Então, enfim, conseguí arrumar um emprego!! Poderia ajudá-la como assim ela o fez inúmeras vezes. Poderíamos conseguir coisas juntos, eu poderia presenteá-la como queria tanto fazer antes e não conseguia!! Poderíamos ir ao cinema, teatro, fazer um sem-fim de coisas. Fui à São Paulo para o treinamento da empresa onde trabalho até hoje, fiquei duas semanas lá... as duas semanas mais longas de toda a minha vida!!! A mais de 1000 Km de distância eu contava e juntava dinheiro para poder conversar com ela através do meio que nos uniu, nos melhores momentos da minha estadia no longínquo estado.

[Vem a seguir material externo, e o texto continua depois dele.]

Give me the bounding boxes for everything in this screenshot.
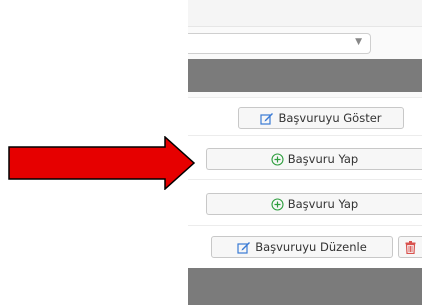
filter-select[interactable]: ▼ (188, 33, 371, 54)
trash-icon (405, 240, 416, 254)
button-label: Başvuru Yap (287, 197, 359, 211)
table-row: Başvuru Yap (188, 179, 422, 226)
button-label: Başvuruyu Düzenle (255, 240, 367, 254)
edit-icon (260, 112, 274, 125)
plus-circle-icon (271, 197, 284, 211)
plus-circle-icon (271, 152, 284, 166)
red-arrow-icon (8, 135, 196, 194)
edit-icon (237, 241, 251, 254)
table-row: Başvuru Yap (188, 135, 422, 180)
button-label: Başvuru Yap (287, 152, 359, 166)
button-label: Başvuruyu Göster (278, 111, 382, 125)
table-dark-header (188, 59, 422, 92)
filter-row: ▼ (188, 27, 422, 59)
apply-button[interactable]: Başvuru Yap (206, 148, 422, 170)
apply-button[interactable]: Başvuru Yap (206, 193, 422, 215)
table-row: Başvuruyu Düzenle (188, 225, 422, 268)
table-header-strip (188, 0, 422, 27)
chevron-down-icon: ▼ (355, 37, 362, 47)
show-application-button[interactable]: Başvuruyu Göster (238, 107, 404, 129)
edit-application-button[interactable]: Başvuruyu Düzenle (211, 236, 393, 258)
delete-button[interactable] (398, 236, 422, 258)
table-row: Başvuruyu Göster (188, 97, 422, 136)
table-dark-footer (188, 268, 422, 305)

Aqueles minutos, horas, de conversa virtual amenizavam minha saudade, apasiguavam minha alma que, por deus, queria estar com ela alí, ou em qualquer lugar: o importante era estar com ela!! Conseguia ligar para ela por poucos minutos diários, e ouvir sua tão doce voz que quase fazia meu coração sair pela boca de ansiedade pela volta!! Contava os minutos, as horas para voltar e revê-la!!! E assim se fez; numa noite de domingo retornei, e pude beijá-la com todo o amor que havia guardado durante estes intermináveis dias de distância. Um beijo longo, carinhoso, demorado, perfeito! Eu a amava tanto quanto amo hoje!
Então comecei a morar em sua casa, á partir daquele reencontro. Havia sim o mau - humor das manhãs, as expressões 'ranzinzas' por bobagens, as indiretas inconcientes que tanto machucaram -e me culpo indiscutivelmente hoje por tudo isso- e as palavras duras que não tinham nenhum motivo, palavras que nada justificariam suas presenças. Mas eu a amava, queria estar com ela, lhe ajudava em diversas coisas, mostrava que a queria sempre comigo; fazia declarações, pegava-me inúmeras vezes dizendo a mais simples frase, que expressa toda uma devoção: eu te amo.
Mas a magoei com pequenas coisas, inúmeras vezes. Queria poder apagar toda minha idiotice, todos os meus erros, toda a displicência e até mesmo negligência com que a tratei algumas vezes. Queria poder olhar nos olhos dela e dizer, como muitas vezes já disse, que é ela a mulher que amo, a mulher que tem como moradia absoluta o meu coração, a mulher que me fez enxergar como eu realmente agia e, nestes mais de 4 meses, ajudou-me a crescer também. Dizer que há a vontade de construir muito e muito junto a ela, expressar de todas as formas possíveis o arrebatador sentimento que carrego em mim. E dizer que falhei, dizer que falhei muito e que o arrependimento mata, sim, pois corrói a alma de quem cometeu o erro. E pedir perdão milhonésimas vezes, se necessário, por todas as minhas falhas. Em momento algum deixei de amá-la. Verdadeiramente.

16 junho, 2007

Hurt

Amor há




Tanto por fazer, tantos lugares a visitar, beijos, abraços, o sucesso festejar. Despedaçou-se a taça e o vinho, tão doce, fez-se rubra mancha no tapete da sala e na lembrança do belo sorriso que reside na mente; o castelo no futuro, a nova alma chegando do ventre. Muitas falhas, inúmeras arestas por polir, desejo imenso de se redimir e então crescer, construir uma vida toda ao lado de alguém.
E enfim, nos olhos novamente olhar e dizer: Eu te amo! Você é tudo pra mim!